Classical Society: The Emergence of Culture


Classical societies have paved a path for mankind to advance past the Ancient period and is responsible for many of the ideals humans have today.

The classical societies have been described by historians to be more complex and sophisticated than the preceded ancient societies due to the following reasons; the emergence of city states, colonization of foreign and enemy lands, long distance trade and integration of cultures, establishment of the republic, and urbanization. These key factors help historians to see how the transformation between ancient, classical, and post-classical societies occurred. Without them as a society mankind may not have advanced as far in these past few centuries.

The Birth of the City State

Through the emergence of fortified sites or city states there is an increase in populations and the establishment of commercial centers. These commercial centers provide the native people of the city with a source of trade, entertainment, and in the Grecian city states a sense of national identity. Over time these city states took on a more urban character and extended their authority to the surrounding regions outside of the fortified compounds of the citadels. City states soon began to levy taxes and section off areas of farm land to support their ever growing populations, by 800 BCE these city states became the major centers of commerce and socialization in classical society.

The People are Given a Voice

Before the establishment of city states, ancient societies had kingdoms and kings; yet monarchy still existed during the classical period and conquest of the known world by Alexander the Great. With the coming of the Republic, classical societies instated a constitution that would entrust responsibility to council members who had power over the military and the cities. These council members were elected by the people and a form of democracy is born through election of these government officials. The elections into the senate could help a man of a lower class to be able to future himself and his decedents through the political system of the Republic. A plebian could go from being a conscript in the Concilium Plebis or a tribunal member part of the Comitia Populi Tributa to an aedile who would supervise public places and games in the city of Rome[i] This gave the lower classes of Roman society a voice in the senate where before they were looked down upon as little more than slave labor. When faced with a military problem the Republic appointed a dictator who would provide strong leadership during times of crisis. These leaders were called by the name of magister populi or master of the people. These dictators were in office for six months and there could be only one dictator at a time.
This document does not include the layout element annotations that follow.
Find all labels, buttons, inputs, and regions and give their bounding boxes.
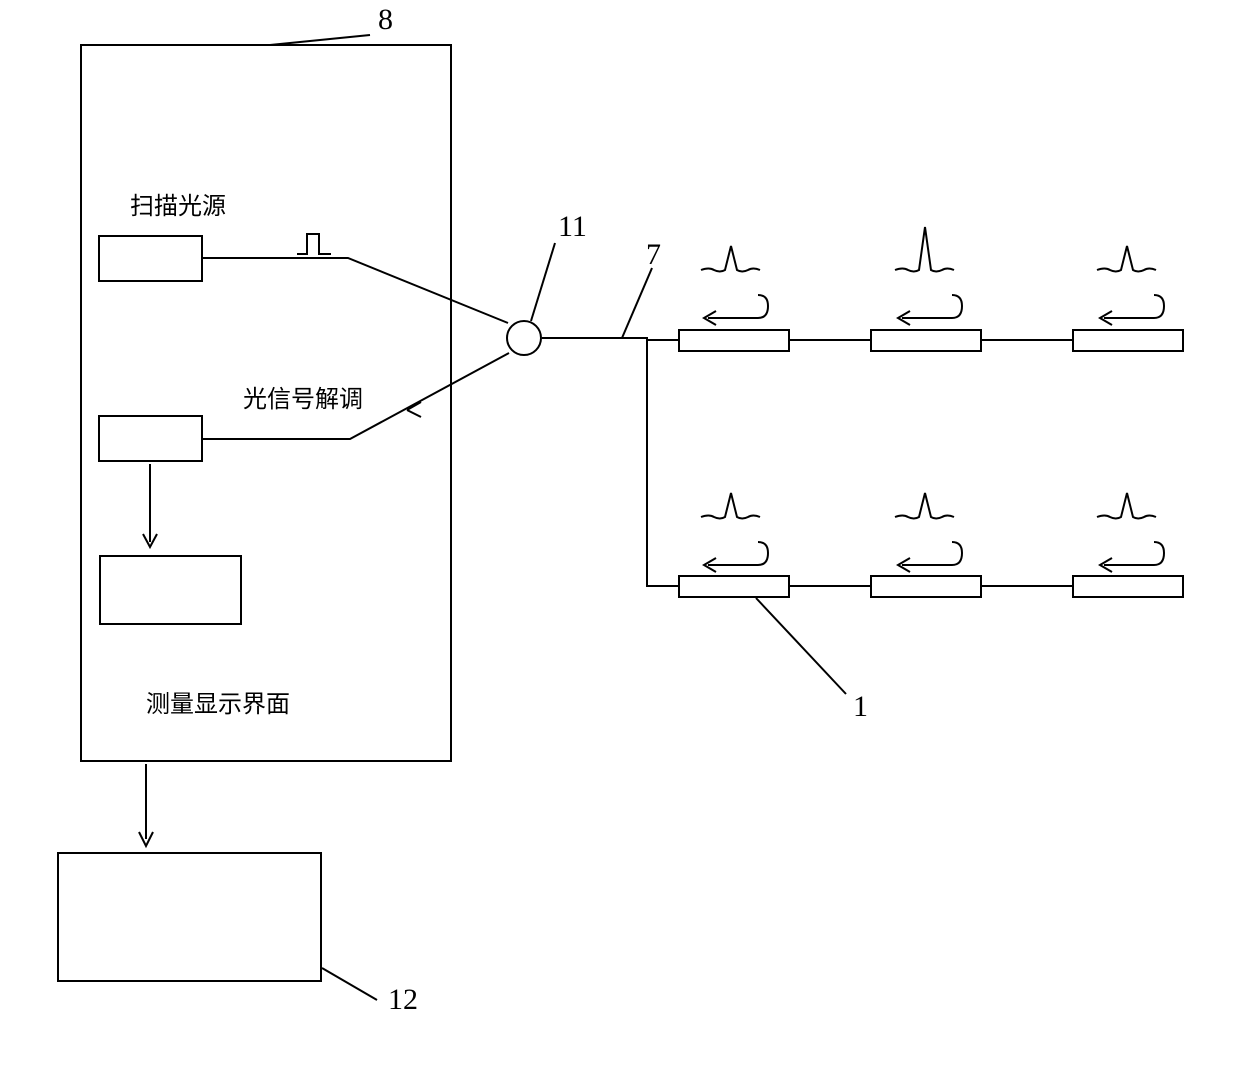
row2-line-1 xyxy=(790,585,870,587)
sensor-box-r2-2 xyxy=(1072,575,1184,598)
callout-7-label: 7 xyxy=(646,238,661,272)
demodulator-line xyxy=(203,350,523,442)
sensor-box-r1-2 xyxy=(1072,329,1184,352)
row1-line-2 xyxy=(982,339,1072,341)
peak-icon-r1-2 xyxy=(1092,240,1172,325)
fiber-vertical-branch xyxy=(646,337,648,587)
demodulator-box xyxy=(98,415,203,462)
main-to-output-arrow xyxy=(134,764,158,854)
peak-icon-r2-1 xyxy=(890,487,970,572)
demod-to-display-arrow xyxy=(138,464,162,554)
peak-icon-r1-1 xyxy=(890,225,970,325)
callout-1-line xyxy=(756,598,856,698)
sensor-box-r1-0 xyxy=(678,329,790,352)
display-inner-box xyxy=(99,555,242,625)
scan-light-label: 扫描光源 xyxy=(130,186,226,221)
display-interface-label: 测量显示界面 xyxy=(146,684,290,719)
callout-1-label: 1 xyxy=(853,690,868,724)
light-source-box xyxy=(98,235,203,282)
pulse-icon xyxy=(297,232,331,256)
callout-12-label: 12 xyxy=(388,983,418,1017)
peak-icon-r2-2 xyxy=(1092,487,1172,572)
callout-12-line xyxy=(322,968,392,1008)
light-source-line xyxy=(203,258,513,348)
row1-line-0 xyxy=(646,339,680,341)
callout-8-label: 8 xyxy=(378,3,393,37)
output-box xyxy=(57,852,322,982)
circulator-icon xyxy=(506,320,542,356)
callout-7-line xyxy=(622,268,662,338)
row1-line-1 xyxy=(790,339,870,341)
peak-icon-r2-0 xyxy=(696,487,776,572)
sensor-box-r2-1 xyxy=(870,575,982,598)
row2-line-2 xyxy=(982,585,1072,587)
peak-icon-r1-0 xyxy=(696,240,776,325)
callout-8-line xyxy=(270,35,390,55)
callout-11-line xyxy=(531,243,571,323)
sensor-box-r2-0 xyxy=(678,575,790,598)
row2-line-0 xyxy=(646,585,680,587)
sensor-box-r1-1 xyxy=(870,329,982,352)
callout-11-label: 11 xyxy=(558,210,587,244)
The Start of Cross-Cultural Exchange

During times of war, these dictators, kings, and emperors would send troops out across the known world to vanquish their enemy and sometimes conquer neighboring civilizations that stood in the path of war. The conquering army would leave behind troops at each captured town and city during their travels to reach enemy lands, these troops served as a means of colonization and outposts for the expanding empire. There was very little or no resistance from the conquered civilization and because of this the colonization of enemy land was easier for the larger armies that could spare some of their troops to act as outposts. With the colonization of invading troops there is a beginning of cross-cultural exchange between the conquered and conquering cultures. Religions, traditions, and biological exchanges occur, new races are formed and old races are redefined as they had been during the ancient time period. This is one aspect of human life that will never change.

The Silk Road

Culture was also integrated through the establishment of long distance trade. During the ancient world traders would spend years trekking across the Iranian Plateau through the Khyber Pass and across the Indus River without seeing another civilization. With the introduction of the Silk Road, traders could take less time to trek across the known world. There were many cities established along the trade routes which made it easier for traders and travelers alike to travel such great distances. Traders also established satellite routes to different parts of the known worlds as far south as Africa and as far north as Russia. These satellite routes helped to provide peoples in the Steppes with the goods from other parts of East Asia as well as part of the culture. This is evident still today in the architecture and culture of the Russian people. The Silk Road also helped to pave the way for the Roman army to conquer much of the known world.

Stuck in the Past

Without the emergence of city states and urbanization there would not be the commercial centers that exist today. Without the establishment of the republic mankind would still be in a monarchical society. Without colonization of foreign and enemy lands, long distance trade and integration of cultures there would be no knowledge of geography or appreciation of other cultures. These factors helped to bring the ancient world into the classical period and set the wheel in motion for human society to flourish. Without these, human society would not have followed along the path that it has.